Investors in currency options and forwards are not betting on a significant rise in the yuan, despite international pressure on China to introduce greater currency flexibility, particularly from the United States.
Instead, financial markets appear to be resigned to the view that Beijing means what it says when it says further yuan flexibility will be carried out gradually.
One-year implied volatilities, or "vols", on yuan currency options were at fairly depressed levels, between 2.8 percent and 3.0 percent on Thursday, after hitting their lowest this week in almost three years. Implied vols reflect the anticipated level of volatility in a currency over a given period of time.
"Lower implied vols are telling us that the market has reduced expectations for bigger one-off moves" on the yuan from Beijing, said Stephen Gilmore, executive director and emerging market strategist for Banque AIG in London.
China announced a 2.1 percent revaluation in the yuan in July 2005, de-pegging the currency's exclusive link to the dollar and referencing it against a basket of currencies. Right after that, one-year implied vols rose as high as 6.75 percent, as markets anticipated more movement in the currency. But vols quickly sank, as it became apparent that Beijing wouldn't bow to international pressure to follow up with another move.

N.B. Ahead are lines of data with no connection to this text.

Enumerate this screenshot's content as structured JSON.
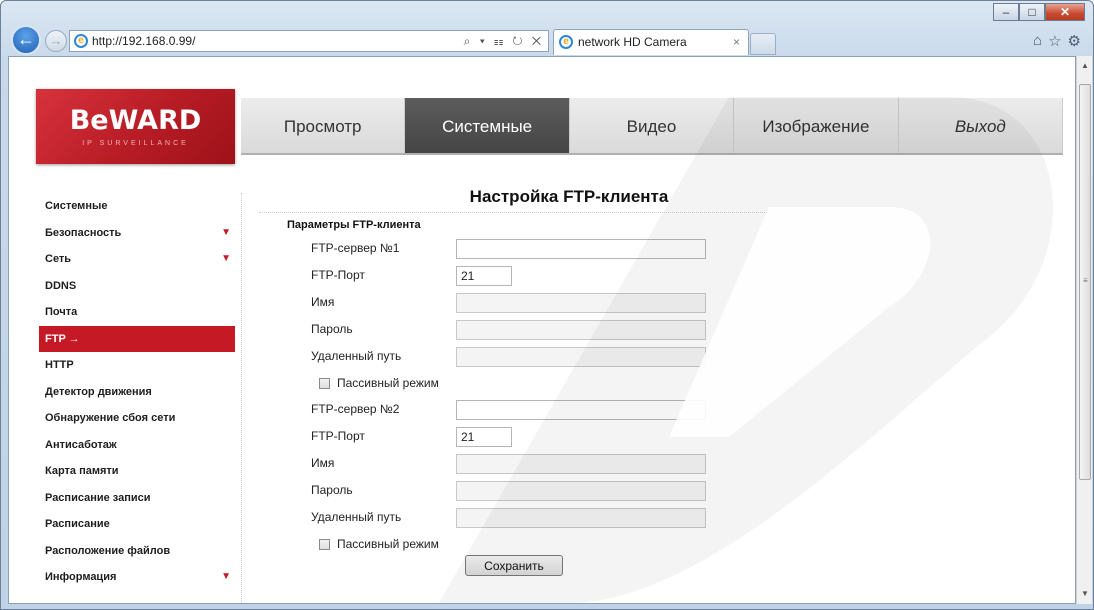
{
  "browser": {
    "url": "http://192.168.0.99/",
    "tab_title": "network HD Camera",
    "addr_tools": "⌕ ▾ ☷ ↻ ✕",
    "tab_close": "×",
    "window_buttons": {
      "minimize": "–",
      "maximize": "□",
      "close": "✕"
    },
    "chrome_icons": {
      "home": "⌂",
      "favorites": "☆",
      "tools": "⚙"
    },
    "icons": {
      "back": "arrow-left-icon",
      "forward": "arrow-right-icon",
      "site": "ie-icon"
    }
  },
  "logo": {
    "text": "BeWARD",
    "subtitle": "IP SURVEILLANCE"
  },
  "topnav": {
    "items": [
      {
        "label": "Просмотр"
      },
      {
        "label": "Системные"
      },
      {
        "label": "Видео"
      },
      {
        "label": "Изображение"
      },
      {
        "label": "Выход"
      }
    ],
    "active_index": 1
  },
  "sidebar": {
    "items": [
      {
        "label": "Системные",
        "expandable": false
      },
      {
        "label": "Безопасность",
        "expandable": true
      },
      {
        "label": "Сеть",
        "expandable": true
      },
      {
        "label": "DDNS",
        "expandable": false
      },
      {
        "label": "Почта",
        "expandable": false
      },
      {
        "label": "FTP →",
        "expandable": false
      },
      {
        "label": "HTTP",
        "expandable": false
      },
      {
        "label": "Детектор движения",
        "expandable": false
      },
      {
        "label": "Обнаружение сбоя сети",
        "expandable": false
      },
      {
        "label": "Антисаботаж",
        "expandable": false
      },
      {
        "label": "Карта памяти",
        "expandable": false
      },
      {
        "label": "Расписание записи",
        "expandable": false
      },
      {
        "label": "Расписание",
        "expandable": false
      },
      {
        "label": "Расположение файлов",
        "expandable": false
      },
      {
        "label": "Информация",
        "expandable": true
      }
    ],
    "active_index": 5,
    "accent_color": "#c51a26"
  },
  "main": {
    "title": "Настройка FTP-клиента",
    "section": "Параметры FTP-клиента",
    "server1": {
      "server_label": "FTP-сервер №1",
      "server_value": "",
      "port_label": "FTP-Порт",
      "port_value": "21",
      "name_label": "Имя",
      "name_value": "",
      "password_label": "Пароль",
      "password_value": "",
      "path_label": "Удаленный путь",
      "path_value": "",
      "passive_label": "Пассивный режим"
    },
    "server2": {
      "server_label": "FTP-сервер №2",
      "server_value": "",
      "port_label": "FTP-Порт",
      "port_value": "21",
      "name_label": "Имя",
      "name_value": "",
      "password_label": "Пароль",
      "password_value": "",
      "path_label": "Удаленный путь",
      "path_value": "",
      "passive_label": "Пассивный режим"
    },
    "save_label": "Сохранить"
  }
}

Certainly, markets appear unconvinced that US complaints - that China holding down the yuan's value is the main cause of the $202 billion US trade deficit with that country last year - will hold much sway over Hu.
J.P. Morgan Chase said in a research note this week that the yuan's most likely level in nine months, as currently priced by the options market, is around 7.84 per dollar. That would imply a rise in the yuan of around 2.3 percent over the period.